Even with all this injustice and inequity, I do have faith that God will ultimately heal the world and bring justice. However, this work must happen through God’s servants, witnesses, and the faithful. It must happen through us. But, it won’t come easy. There are few quick rewards in this work to ceaselessly love our neighbor as ourselves. We must doggedly stay the course by continuing to spread compassion, faith, and love, and to tirelessly call to end acts and systems that prop up hate and strip people of their dignity and rights. Today’s epistle lesson from Hebrews tells about the power of harnessing the voices and actions of the faithful for good, and to “run with perseverance the race that is set before us, looking to Jesus the pioneer and perfecter of our faith.”
As a single voice, a person has limited power to effect change.
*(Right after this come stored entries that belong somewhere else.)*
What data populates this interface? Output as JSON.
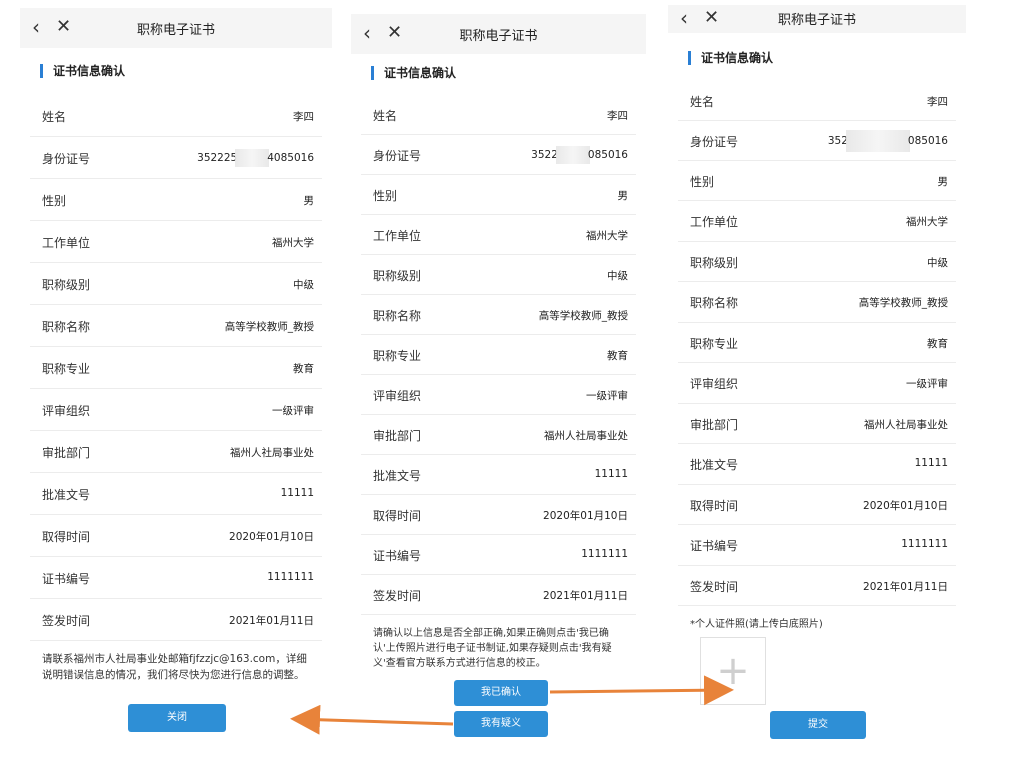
{
  "screens": [
    {
      "title": "职称电子证书",
      "section_title": "证书信息确认",
      "fields": [
        {
          "label": "姓名",
          "value": "李四"
        },
        {
          "label": "身份证号",
          "value_prefix": "352225",
          "value_suffix": "4085016"
        },
        {
          "label": "性别",
          "value": "男"
        },
        {
          "label": "工作单位",
          "value": "福州大学"
        },
        {
          "label": "职称级别",
          "value": "中级"
        },
        {
          "label": "职称名称",
          "value": "高等学校教师_教授"
        },
        {
          "label": "职称专业",
          "value": "教育"
        },
        {
          "label": "评审组织",
          "value": "一级评审"
        },
        {
          "label": "审批部门",
          "value": "福州人社局事业处"
        },
        {
          "label": "批准文号",
          "value": "11111"
        },
        {
          "label": "取得时间",
          "value": "2020年01月10日"
        },
        {
          "label": "证书编号",
          "value": "1111111"
        },
        {
          "label": "签发时间",
          "value": "2021年01月11日"
        }
      ],
      "note": "请联系福州市人社局事业处邮箱fjfzzjc@163.com，详细说明错误信息的情况，我们将尽快为您进行信息的调整。",
      "close_button": "关闭"
    },
    {
      "title": "职称电子证书",
      "section_title": "证书信息确认",
      "fields": [
        {
          "label": "姓名",
          "value": "李四"
        },
        {
          "label": "身份证号",
          "value_prefix": "3522",
          "value_suffix": "085016"
        },
        {
          "label": "性别",
          "value": "男"
        },
        {
          "label": "工作单位",
          "value": "福州大学"
        },
        {
          "label": "职称级别",
          "value": "中级"
        },
        {
          "label": "职称名称",
          "value": "高等学校教师_教授"
        },
        {
          "label": "职称专业",
          "value": "教育"
        },
        {
          "label": "评审组织",
          "value": "一级评审"
        },
        {
          "label": "审批部门",
          "value": "福州人社局事业处"
        },
        {
          "label": "批准文号",
          "value": "11111"
        },
        {
          "label": "取得时间",
          "value": "2020年01月10日"
        },
        {
          "label": "证书编号",
          "value": "1111111"
        },
        {
          "label": "签发时间",
          "value": "2021年01月11日"
        }
      ],
      "note": "请确认以上信息是否全部正确,如果正确则点击'我已确认'上传照片进行电子证书制证,如果存疑则点击'我有疑义'查看官方联系方式进行信息的校正。",
      "confirm_button": "我已确认",
      "doubt_button": "我有疑义"
    },
    {
      "title": "职称电子证书",
      "section_title": "证书信息确认",
      "fields": [
        {
          "label": "姓名",
          "value": "李四"
        },
        {
          "label": "身份证号",
          "value_prefix": "352",
          "value_suffix": "085016"
        },
        {
          "label": "性别",
          "value": "男"
        },
        {
          "label": "工作单位",
          "value": "福州大学"
        },
        {
          "label": "职称级别",
          "value": "中级"
        },
        {
          "label": "职称名称",
          "value": "高等学校教师_教授"
        },
        {
          "label": "职称专业",
          "value": "教育"
        },
        {
          "label": "评审组织",
          "value": "一级评审"
        },
        {
          "label": "审批部门",
          "value": "福州人社局事业处"
        },
        {
          "label": "批准文号",
          "value": "11111"
        },
        {
          "label": "取得时间",
          "value": "2020年01月10日"
        },
        {
          "label": "证书编号",
          "value": "1111111"
        },
        {
          "label": "签发时间",
          "value": "2021年01月11日"
        }
      ],
      "photo_label": "*个人证件照(请上传白底照片)",
      "submit_button": "提交"
    }
  ],
  "icons": {
    "back": "chevron-left-icon",
    "close": "close-icon",
    "upload": "plus-icon"
  },
  "colors": {
    "accent": "#2e8fd6",
    "arrow": "#e8833a"
  }
}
But, joining your voice with others amplifies a message until it is eventually heard by those with the most power and influence. This is how change is made. This is the work that is happening in Minnesota as we speak, through ISAIAH. ISAIAH is the epitome of today’s epistle lesson; it joins voices from faith communities together toward a multiracial democracy and a caring economy for everyone. I volunteer for ISAIAH because I identify with the faith values it embraces. I was initially drawn to the church for its innate reflex to care for those in need, but I came to ISAIAH so that the church’s values of equity, dignity, and hope could in turn be amplified to heal the community. ISAIAH has turned out to work for affordable housing, child care, a living wage, healthcare, education equity, and climate justice, among others. They team with local faith leaders to find why people are hurting, and then use the amplified ISAIAH voice across Minnesota to speak for them, to increase the power of the silenced so they can speak their truth to power, and to run with perseverance toward a just society.
To close, I’ll lean on one of my favorite justice statements, from the American Transcendentalist Theodore Parker (more famously attributed to Dr. Martin Luther King, Jr.): “The arc of the moral universe is long, but it bends towards justice.” I say it to myself, I write it on protest signs, I read it from many others who also find resonance in this soothing balm of a quote. It reminds me that I can’t give up. The road to justice and equity will not be smooth and straight, but I’m on the path with many others because God asks me, asks us all, to persevere and stay the course in love for our neighbor.